Response Module
Hackathon


Multi-node
GPU Challenge

Machine Learning Hackathon 

Who should join?

If you have some experience in deep learning frameworks (for instance PyTorch or TensorFlow) you should join our challenge.

What’s the goal?

The aim of the challenge is to code a multi node/multi GPU template, preferably in one of the leading frameworks (PyTorch or TensorFlow), alternatively in an established framework (for instance Caffe). 

Who wins?

The multi node/multi GPU template that combines linear scalability (priority 1) and execution time (priority 2) in the most efficient way. Datasets can be chosen freely (Pascal VOC, MS COCO etc.), whereas default datasets would be considered more valuable due to better comparability. 

When do we start?

Registrations are open until 16th April. The Hackathon kick-off call is scheduled for 19th April. The challenge will last about 6 weeks, until 31st May. The winner will be informed shortly after the end of the challenge.

Why join?

Besides building fun multi-node/multi-GPU templates, a major benefit to participating in the Hackathon is the winners’ prize: a FUJITSU Workstation CELSIUS M7010X with NVIDIA® GeForce RTXTM 2080 Super 8GB and a powerful 12-core Intel® CPU (4.80 GHz), which is ideal for high-end CAD, M&E, rendering and simulation applications.

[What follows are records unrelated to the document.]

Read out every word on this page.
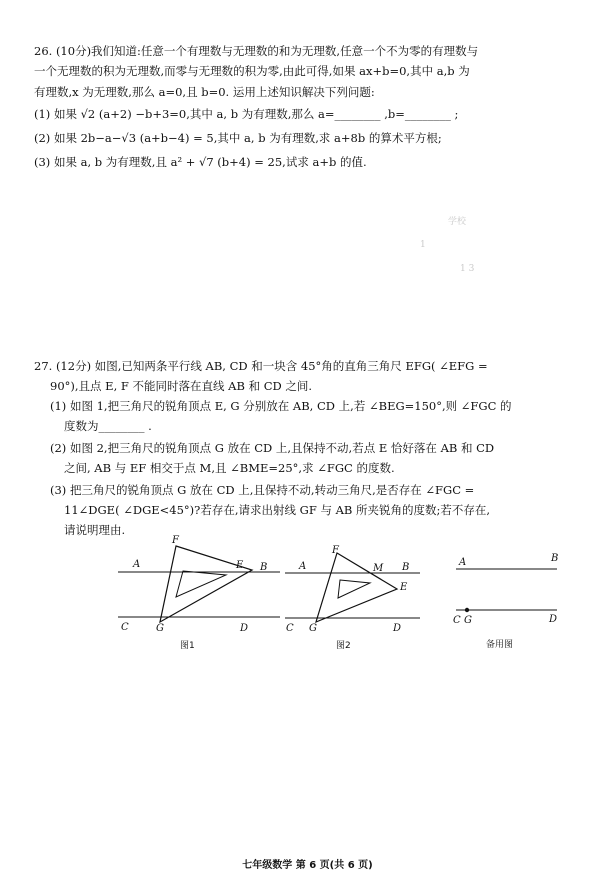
26. (10分)我们知道:任意一个有理数与无理数的和为无理数,任意一个不为零的有理数与
一个无理数的积为无理数,而零与无理数的积为零,由此可得,如果 ax+b=0,其中 a,b 为
有理数,x 为无理数,那么 a=0,且 b=0. 运用上述知识解决下列问题:
(1) 如果 √2 (a+2) −b+3=0,其中 a, b 为有理数,那么 a=________ ,b=________ ;
(2) 如果 2b−a−√3 (a+b−4) = 5,其中 a, b 为有理数,求 a+8b 的算术平方根;
(3) 如果 a, b 为有理数,且 a² + √7 (b+4) = 25,试求 a+b 的值.
学校
1
1 3
27. (12分) 如图,已知两条平行线 AB, CD 和一块含 45°角的直角三角尺 EFG( ∠EFG =
90°),且点 E, F 不能同时落在直线 AB 和 CD 之间.
(1) 如图 1,把三角尺的锐角顶点 E, G 分别放在 AB, CD 上,若 ∠BEG=150°,则 ∠FGC 的
度数为________ .
(2) 如图 2,把三角尺的锐角顶点 G 放在 CD 上,且保持不动,若点 E 恰好落在 AB 和 CD
之间, AB 与 EF 相交于点 M,且 ∠BME=25°,求 ∠FGC 的度数.
(3) 把三角尺的锐角顶点 G 放在 CD 上,且保持不动,转动三角尺,是否存在 ∠FGC =
11∠DGE( ∠DGE<45°)?若存在,请求出射线 GF 与 AB 所夹锐角的度数;若不存在,
请说明理由.
A	B
C	D
E
F
G
图1
A	B
C	D
E
F
G
M
图2
A	B
C G	D
备用图
七年级数学 第 6 页(共 6 页)
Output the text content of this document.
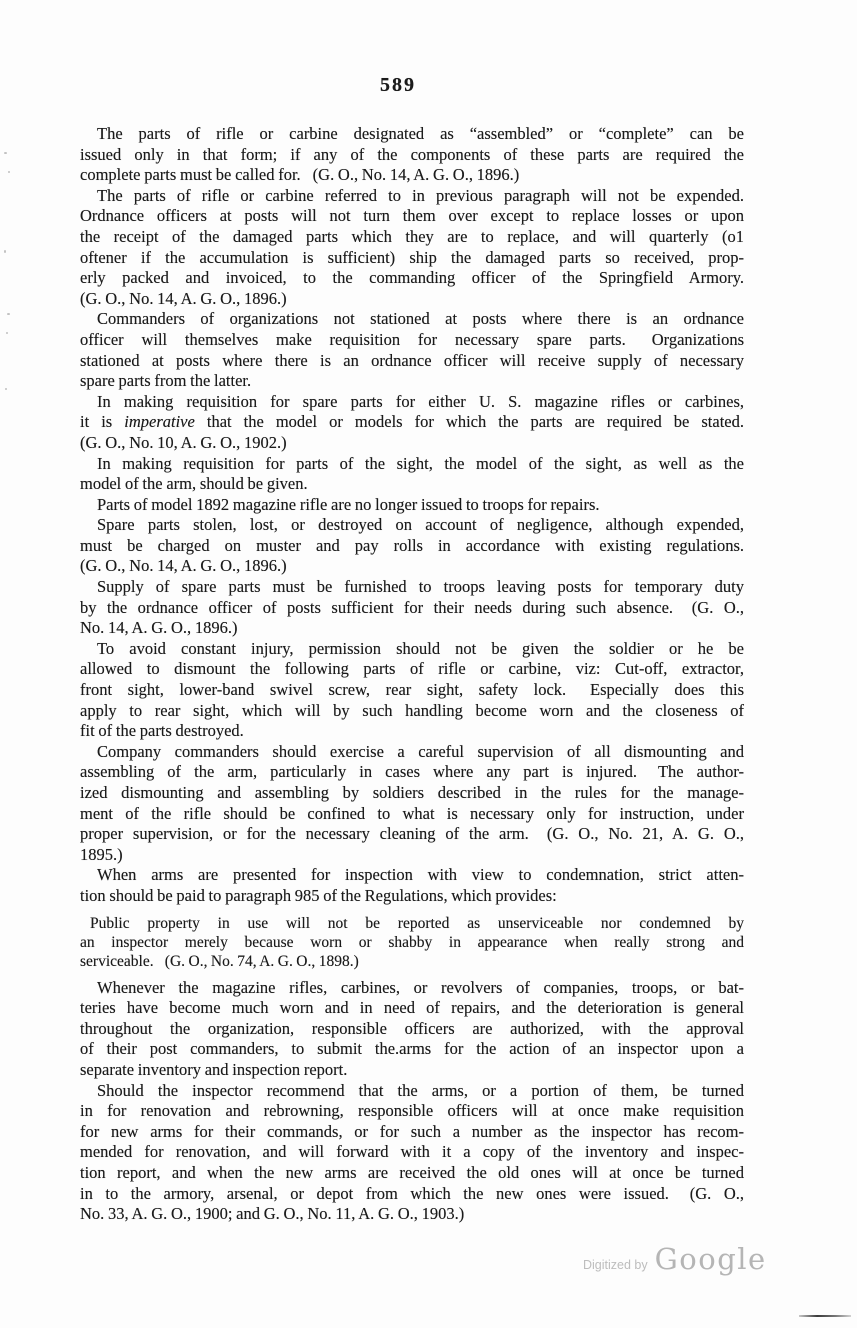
589
The parts of rifle or carbine designated as “assembled” or “complete” can be
issued only in that form; if any of the components of these parts are required the
complete parts must be called for.  (G. O., No. 14, A. G. O., 1896.)
The parts of rifle or carbine referred to in previous paragraph will not be expended.
Ordnance officers at posts will not turn them over except to replace losses or upon
the receipt of the damaged parts which they are to replace, and will quarterly (o1
oftener if the accumulation is sufficient) ship the damaged parts so received, prop-
erly packed and invoiced, to the commanding officer of the Springfield Armory.
(G. O., No. 14, A. G. O., 1896.)
Commanders of organizations not stationed at posts where there is an ordnance
officer will themselves make requisition for necessary spare parts.  Organizations
stationed at posts where there is an ordnance officer will receive supply of necessary
spare parts from the latter.
In making requisition for spare parts for either U. S. magazine rifles or carbines,
it is imperative that the model or models for which the parts are required be stated.
(G. O., No. 10, A. G. O., 1902.)
In making requisition for parts of the sight, the model of the sight, as well as the
model of the arm, should be given.
Parts of model 1892 magazine rifle are no longer issued to troops for repairs.
Spare parts stolen, lost, or destroyed on account of negligence, although expended,
must be charged on muster and pay rolls in accordance with existing regulations.
(G. O., No. 14, A. G. O., 1896.)
Supply of spare parts must be furnished to troops leaving posts for temporary duty
by the ordnance officer of posts sufficient for their needs during such absence.  (G. O.,
No. 14, A. G. O., 1896.)
To avoid constant injury, permission should not be given the soldier or he be
allowed to dismount the following parts of rifle or carbine, viz: Cut-off, extractor,
front sight, lower-band swivel screw, rear sight, safety lock.  Especially does this
apply to rear sight, which will by such handling become worn and the closeness of
fit of the parts destroyed.
Company commanders should exercise a careful supervision of all dismounting and
assembling of the arm, particularly in cases where any part is injured.  The author-
ized dismounting and assembling by soldiers described in the rules for the manage-
ment of the rifle should be confined to what is necessary only for instruction, under
proper supervision, or for the necessary cleaning of the arm.  (G. O., No. 21, A. G. O.,
1895.)
When arms are presented for inspection with view to condemnation, strict atten-
tion should be paid to paragraph 985 of the Regulations, which provides:
Public property in use will not be reported as unserviceable nor condemned by
an inspector merely because worn or shabby in appearance when really strong and
serviceable.  (G. O., No. 74, A. G. O., 1898.)
Whenever the magazine rifles, carbines, or revolvers of companies, troops, or bat-
teries have become much worn and in need of repairs, and the deterioration is general
throughout the organization, responsible officers are authorized, with the approval
of their post commanders, to submit the.arms for the action of an inspector upon a
separate inventory and inspection report.
Should the inspector recommend that the arms, or a portion of them, be turned
in for renovation and rebrowning, responsible officers will at once make requisition
for new arms for their commands, or for such a number as the inspector has recom-
mended for renovation, and will forward with it a copy of the inventory and inspec-
tion report, and when the new arms are received the old ones will at once be turned
in to the armory, arsenal, or depot from which the new ones were issued.  (G. O.,
No. 33, A. G. O., 1900; and G. O., No. 11, A. G. O., 1903.)
Digitized by Google
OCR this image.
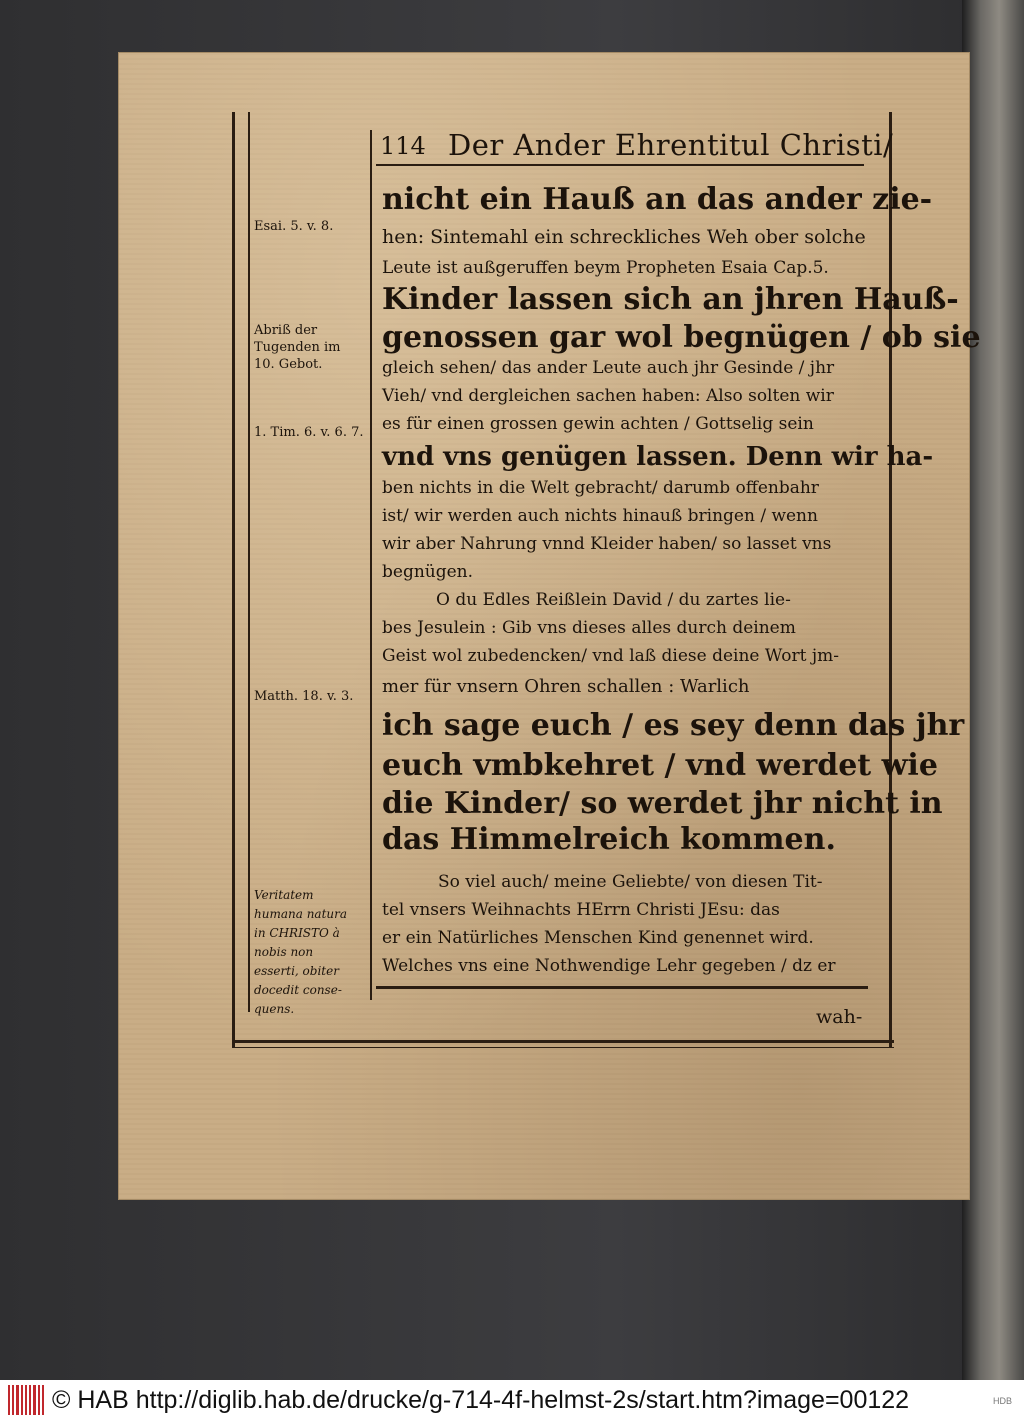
114 Der Ander Ehrentitul Christi/
nicht ein Hauß an das ander zie-
hen: Sintemahl ein schreckliches Weh ober solche
Leute ist außgeruffen beym Propheten Esaia Cap.5.
Kinder lassen sich an jhren Hauß-
genossen gar wol begnügen / ob sie
gleich sehen/ das ander Leute auch jhr Gesinde / jhr
Vieh/ vnd dergleichen sachen haben: Also solten wir
es für einen grossen gewin achten / Gottselig sein
vnd vns genügen lassen. Denn wir ha-
ben nichts in die Welt gebracht/ darumb offenbahr
ist/ wir werden auch nichts hinauß bringen / wenn
wir aber Nahrung vnnd Kleider haben/ so lasset vns
begnügen.
O du Edles Reißlein David / du zartes lie-
bes Jesulein : Gib vns dieses alles durch deinem
Geist wol zubedencken/ vnd laß diese deine Wort jm-
mer für vnsern Ohren schallen : Warlich
ich sage euch / es sey denn das jhr
euch vmbkehret / vnd werdet wie
die Kinder/ so werdet jhr nicht in
das Himmelreich kommen.
So viel auch/ meine Geliebte/ von diesen Tit-
tel vnsers Weihnachts HErrn Christi JEsu: das
er ein Natürliches Menschen Kind genennet wird.
Welches vns eine Nothwendige Lehr gegeben / dz er
Esai. 5. v. 8.
Abriß der Tugenden im 10. Gebot.
1. Tim. 6. v. 6. 7.
Matth. 18. v. 3.
Veritatem humana natura in CHRISTO à nobis non esserti, obiter docedit conse-quens.	wah-
© HAB http://diglib.hab.de/drucke/g-714-4f-helmst-2s/start.htm?image=00122	HDB
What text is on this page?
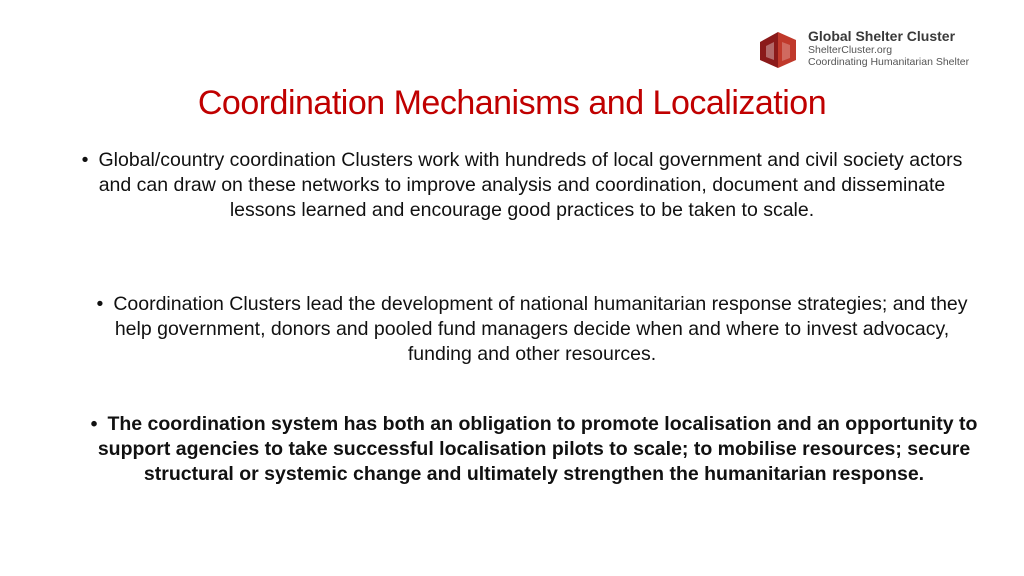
Global Shelter Cluster
ShelterCluster.org
Coordinating Humanitarian Shelter
Coordination Mechanisms and Localization
• Global/country coordination Clusters work with hundreds of local government and civil society actors and can draw on these networks to improve analysis and coordination, document and disseminate lessons learned and encourage good practices to be taken to scale.
• Coordination Clusters lead the development of national humanitarian response strategies; and they help government, donors and pooled fund managers decide when and where to invest advocacy, funding and other resources.
• The coordination system has both an obligation to promote localisation and an opportunity to support agencies to take successful localisation pilots to scale; to mobilise resources; secure structural or systemic change and ultimately strengthen the humanitarian response.
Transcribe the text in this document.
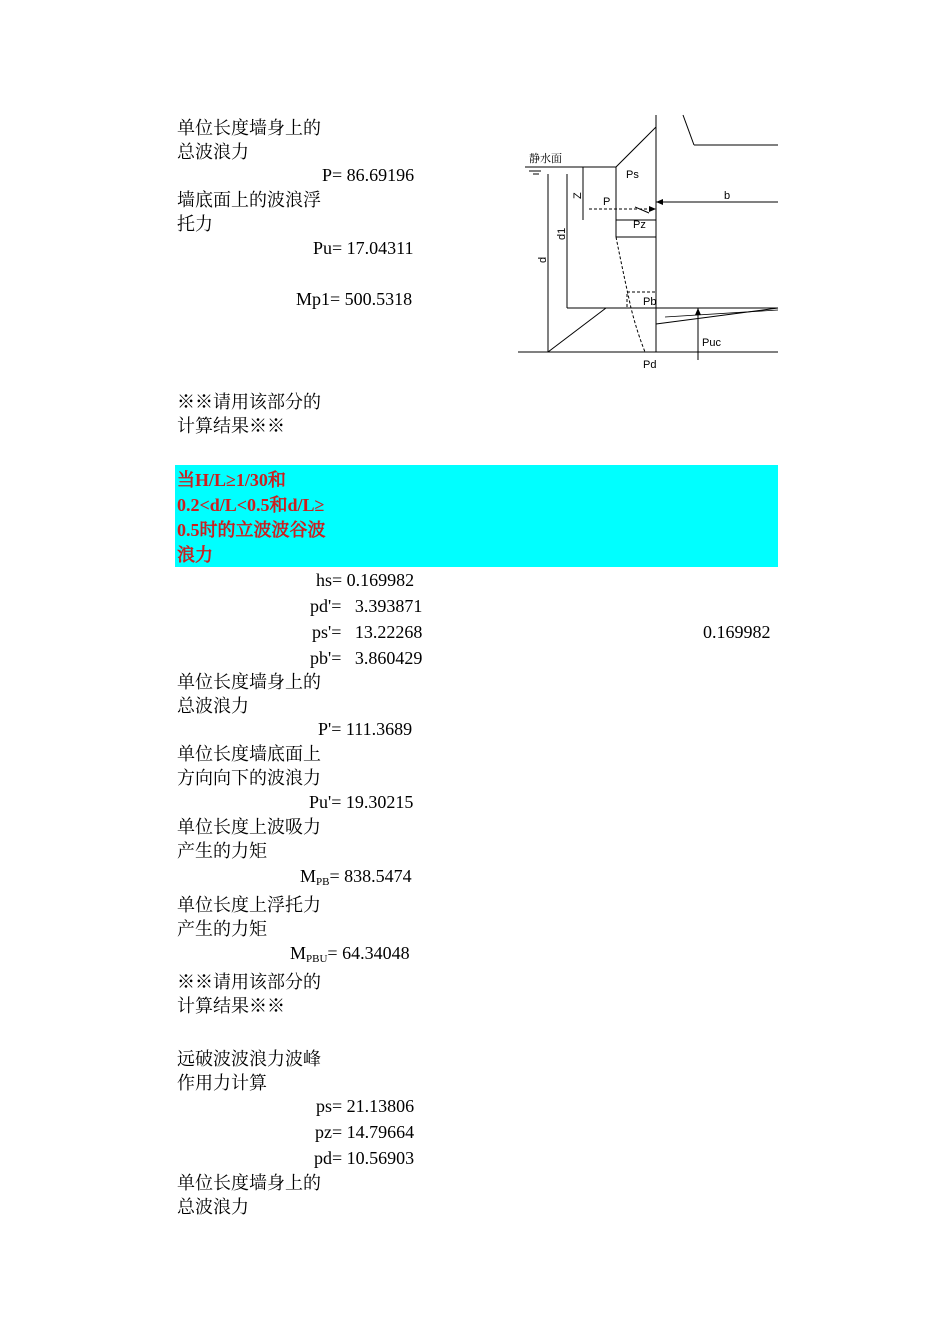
单位长度墙身上的
总波浪力
P= 86.69196
墙底面上的波浪浮
托力
Pu= 17.04311
Mp1= 500.5318
※※请用该部分的
计算结果※※
静水面
Ps
Z
P
Pz
b
d1
d
Pb
Puc
Pd
当H/L≥1/30和
0.2<d/L<0.5和d/L≥
0.5时的立波波谷波
浪力
hs= 0.169982
pd'= 3.393871
ps'= 13.22268	0.169982
pb'= 3.860429
单位长度墙身上的
总波浪力
P'= 111.3689
单位长度墙底面上
方向向下的波浪力
Pu'= 19.30215
单位长度上波吸力
产生的力矩
$M_{PB}= 838.5474$
单位长度上浮托力
产生的力矩
$M_{PBU}= 64.34048$
※※请用该部分的
计算结果※※
远破波波浪力波峰
作用力计算
ps= 21.13806
pz= 14.79664
pd= 10.56903
单位长度墙身上的
总波浪力
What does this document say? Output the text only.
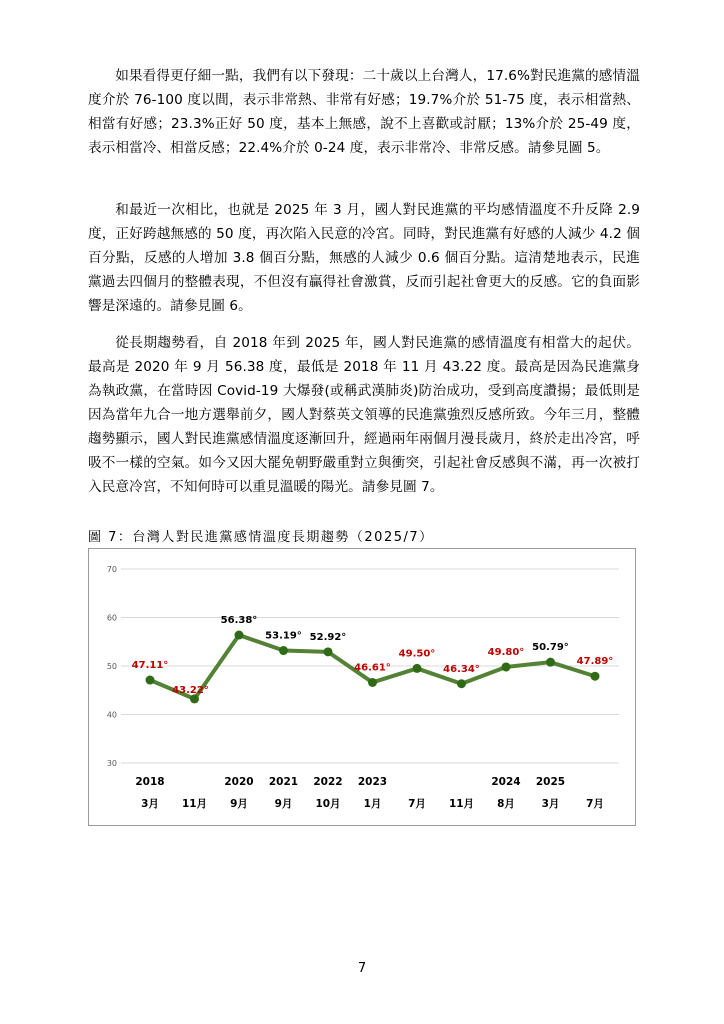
如果看得更仔細一點，我們有以下發現：二十歲以上台灣人，17.6%對民進黨的感情溫度介於 76-100 度以間，表示非常熱、非常有好感；19.7%介於 51-75 度，表示相當熱、相當有好感；23.3%正好 50 度，基本上無感，說不上喜歡或討厭；13%介於 25-49 度，表示相當冷、相當反感；22.4%介於 0-24 度，表示非常冷、非常反感。請參見圖 5。

和最近一次相比，也就是 2025 年 3 月，國人對民進黨的平均感情溫度不升反降 2.9 度，正好跨越無感的 50 度，再次陷入民意的冷宮。同時，對民進黨有好感的人減少 4.2 個百分點，反感的人增加 3.8 個百分點，無感的人減少 0.6 個百分點。這清楚地表示，民進黨過去四個月的整體表現，不但沒有贏得社會激賞，反而引起社會更大的反感。它的負面影響是深遠的。請參見圖 6。

從長期趨勢看，自 2018 年到 2025 年，國人對民進黨的感情溫度有相當大的起伏。最高是 2020 年 9 月 56.38 度，最低是 2018 年 11 月 43.22 度。最高是因為民進黨身為執政黨，在當時因 Covid-19 大爆發(或稱武漢肺炎)防治成功，受到高度讚揚；最低則是因為當年九合一地方選舉前夕，國人對蔡英文領導的民進黨強烈反感所致。今年三月，整體趨勢顯示，國人對民進黨感情溫度逐漸回升，經過兩年兩個月漫長歲月，終於走出冷宮，呼吸不一樣的空氣。如今又因大罷免朝野嚴重對立與衝突，引起社會反感與不滿，再一次被打入民意冷宮，不知何時可以重見溫暖的陽光。請參見圖 7。

圖 7：台灣人對民進黨感情溫度長期趨勢（2025/7）

30
40
50
60
70
47.11°
43.22°
56.38°
53.19° 52.92°
46.61°
49.50°
46.34°
49.80° 50.79°
47.89°
2018
3月 11月
2020
9月
2021
9月
2022
10月
2023
1月	7月 11月
2024
8月
2025
3月	7月
7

Top 30 patent applicants by number of patent families

Hackathon Details

The goal of this hackathon is to create a template based on TensorFlow or PyTorch that enables multi-node/multi-GPU training.

Template means that the focus is on the "how to train" = Multi Node/Multi GPU to ensure a highly efficient scale-out scalability. The template should form a kind of "framework", where the user of the template fully concentrates on the implementation of his data and does not have to think about how to train optimally.

Background: In many projects the aspect of scalability in the sense of a real scale-out is neglected. This is aggravated by the fact that the scale-out capabilities of available frameworks are either not optimal in this respect or are still relatively new, so that solution approaches often continue to concentrate on the topic of scale-up. Also developer systems which are frequently Single Node/Multiple (or also single) GPU's based, complicate the software development since the adjustment on Multi Nodes/Multi GPUs with additional expenditure and costs are connected.

Even if Multi Node training often does not seem to be necessary, another point of view helps here: A service provider, for example, usually has an interest in processing AI workloads in an extremely short time in order to be able to serve many AI requests with the available infrastructure and the required SLAs.

Therefore, it is much less about "what is trained". That is, the selection of data and desired results is secondary, what matters is scaling as linearly as possible on multiple nodes.

The result is then tested on the data-driven transformation platform, on which besides a DGX also 2 nodes with 2 x V100 each are used. The DGX can test scale-up capabilities (single node, multiple GPU's) while the 2 nodes validate the actual approach of the hackathon.

On request, the system can be made available at specific timeslots. Ideally for final test and evaluation.

Registrations for this challenge are closed now.